По отношению к своей собственной специфичности (то есть как к существующему сущему, допускающему историческое описание), литература существует в одно и то же время и в модусе ошибки, и в модусе истины; она и изменяет собственному модусу бытия и подчиняется ему. Позитивистская история, которая видит в литературе только то, чего в ней нет (объективный факт, эмпирическую душу либо сообщение, выходящее за пределы литературного текста), следовательно, по необходимости неадекватна. То же справедливо и в отношении тех подходов к литературе, которые за само собой разумеющееся принимают специфичность литературы (то, что французские структуралисты, вторя русским формалистам, называли литературностью [litterarite] литературы). Если литература покоится внутри собственного самоопределения, то при ее изучении следует прибегать к методам скорее научным, нежели историческим. Но мы обязаны связывать себя историей тогда, когда само сущее постоянно ставит под вопрос собственный онтологический статус. Цель структуралистов — наука о литературных формах предполагает подобную стабильность, но при таком понимании литературы не принимается во внимание, что колебательное движение устранения самоопределенности составляет конститутивную часть ее языка. Структуралистский формализм, следовательно, систематически упускает из виду необходимый компонент литературы, для которой «современность» является не последним словом, несмотря на все его идеологические и полемические коннотации. Этот весьма показательный парадокс еще раз обнаруживает, что все, что прикасается к литературе, тут же превращается в ящик Пандоры, что критический метод, отрицающий литературную современность, может оказаться — и даже, в каком-то отношении, скорее всего окажется — наиболее современным из критических направлений.

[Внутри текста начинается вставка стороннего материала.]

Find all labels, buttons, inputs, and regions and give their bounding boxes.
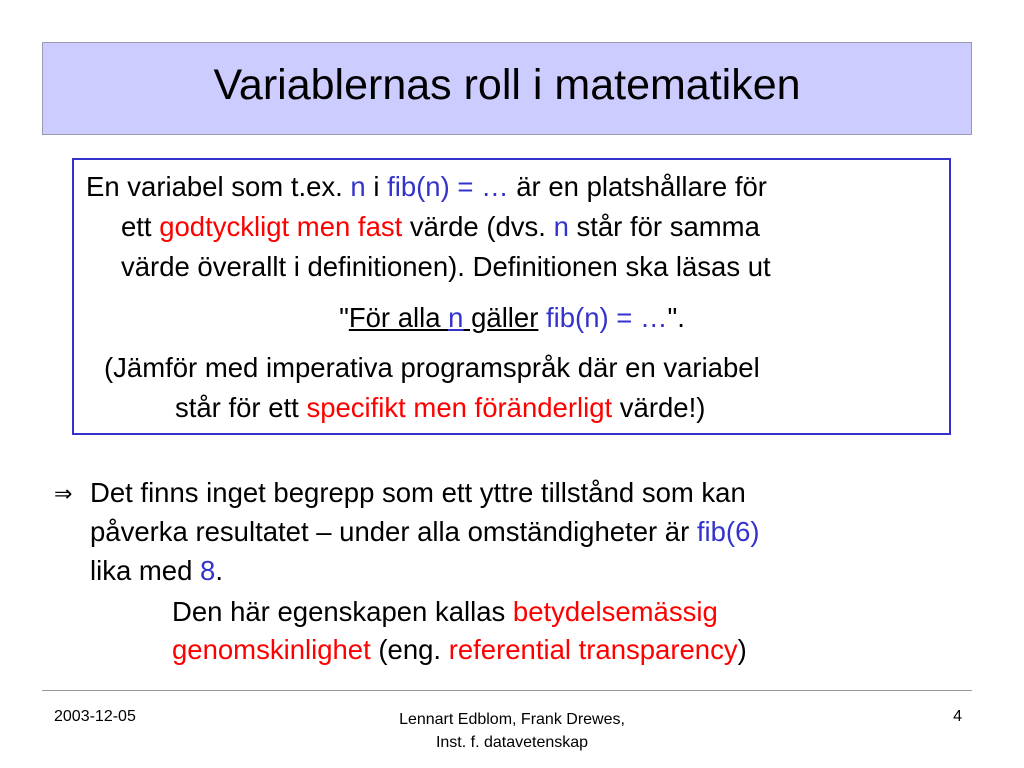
definition-text: ett <box>121 211 160 242</box>
definition-line-2 <box>121 210 760 243</box>
definition-text: i <box>365 171 388 202</box>
quote-holds: gäller <box>463 302 539 333</box>
page-number: 4 <box>953 708 962 725</box>
bullet-text: påverka resultatet – under alla omständigheter är <box>90 516 697 547</box>
highlight-specific-changeable: specifikt men föränderligt <box>306 392 613 423</box>
subpoint-text: (eng. <box>370 634 449 665</box>
definition-line-3 <box>121 250 771 283</box>
subpoint-line-2 <box>172 633 747 666</box>
footer-authors-line-2: Inst. f. datavetenskap <box>435 734 589 752</box>
bullet-text: Det finns inget begrepp som ett yttre tillstånd som kan <box>90 477 746 508</box>
definition-text: värde (dvs. <box>402 211 554 242</box>
comparison-text: står för ett <box>175 392 307 423</box>
highlight-arbitrary-fixed: godtyckligt men fast <box>159 211 403 242</box>
title-box <box>42 42 972 135</box>
footer-authors-line-1: Lennart Edblom, Frank Drewes, <box>399 711 625 728</box>
subpoint-text: ) <box>737 634 747 665</box>
quote-variable-n: n <box>448 302 464 333</box>
implies-arrow-icon: ⇒ <box>54 482 73 507</box>
comparison-line-1 <box>104 351 760 384</box>
bullet-line-3 <box>90 554 223 587</box>
footer-divider <box>42 690 972 691</box>
variable-n: n <box>350 171 366 202</box>
fib-expression: fib(n) = … <box>387 171 509 202</box>
quote-mark: " <box>339 302 349 333</box>
term-swedish: genomskinlighet <box>172 634 371 665</box>
comparison-line-2 <box>175 391 705 424</box>
fib-6-expression: fib(6) <box>696 516 760 547</box>
subpoint-text: Den här egenskapen kallas <box>172 596 513 627</box>
comparison-text: värde!) <box>612 392 706 423</box>
definition-text: En variabel som t.ex. <box>86 171 351 202</box>
bullet-text: lika med <box>90 555 201 586</box>
quote-for-all: För alla <box>348 302 449 333</box>
bullet-text: . <box>215 555 223 586</box>
quote-fib-expression: fib(n) = … <box>546 302 668 333</box>
definition-quote <box>0 301 1024 334</box>
value-8: 8 <box>200 555 216 586</box>
subpoint-line-1 <box>172 595 718 628</box>
footer-authors <box>0 708 1024 754</box>
definition-text: står för samma <box>568 211 760 242</box>
definition-text: är en platshållare för <box>508 171 767 202</box>
term-swedish: betydelsemässig <box>512 596 718 627</box>
quote-space <box>538 302 546 333</box>
quote-mark: ". <box>667 302 685 333</box>
bullet-line-2 <box>90 515 760 548</box>
definition-line-1 <box>86 170 767 203</box>
definition-text: värde överallt i definitionen). Definitionen ska läsas ut <box>121 251 771 282</box>
slide-title: Variablernas roll i matematiken <box>213 61 801 109</box>
comparison-text: (Jämför med imperativa programspråk där en variabel <box>104 352 760 383</box>
variable-n: n <box>553 211 569 242</box>
bullet-line-1 <box>90 476 746 509</box>
footer-date: 2003-12-05 <box>54 708 136 725</box>
term-english: referential transparency <box>448 634 738 665</box>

Способны ли мы постичь историю литературы, которая не усекала бы литературу, оставляя нас только внутри или за ее пределами, прояснив, и здесь нас вновь ожидает литературная апория, одновременно и истинность и ложность знания, сообщаемого о себе литературой, проведя строгое различие между метафорическим и историческим языком и поняв литературную современность так же, как мы понимаем ее историчность? Очевидно, что такая концепция предполагает ревизию понятия истории, более того, понятия времени, на котором основывается наше понятие истории. В ней предполагался бы, например, отказ от понимания истории как генезиса, действие какового мы застаем в тексте Ницше — хотя он также восстает против него, — истории как временной иерархии, сходной со структурами родства, в которых прошлое предстает как предок, порождающий, в момент непосредственного присутствия будущее, способное к воспроизводству того же самого. Отношение истины и ошибки, господствующее в литературе, невозможно представить генетически, поскольку истина и ошибка существуют одновременно, не позволяя отдать предпочтение ни той ни другой. Необходимость пересмотра оснований литературной истории выглядит безнадежно грандиозной затеей; задача окажется еще более серьезной, если мы признаем, что литературная история может являться парадигматической для истории вообще, поскольку человека, подобно литературе, можно определить как сущее, способное поставить под вопрос собственный способ бытия. Задача эта тем не менее не так объемна, как кажется сначала.
Все замечания, высказанные нами относительно истории литературы, так или иначе принимаются сами собой, когда мы вовлечены в значительно более простую задачу чтения и понимания литературного текста. Чтобы стать хорошими историками литературы, мы должны помнить, что то, что мы обычно называем историей литературы, имеет мало или вовсе ничего общего с литературой; но то, что мы зовем интерпретацией литературы — только в случае хорошей интерпретации — на самом деле и есть ее история. Если мы распространим это понимание за пределы литературы, то увидим, что основой исторического знания являются не эмпирические факты, а записанные тексты, даже если эти тексты выступают под масками войн и революций.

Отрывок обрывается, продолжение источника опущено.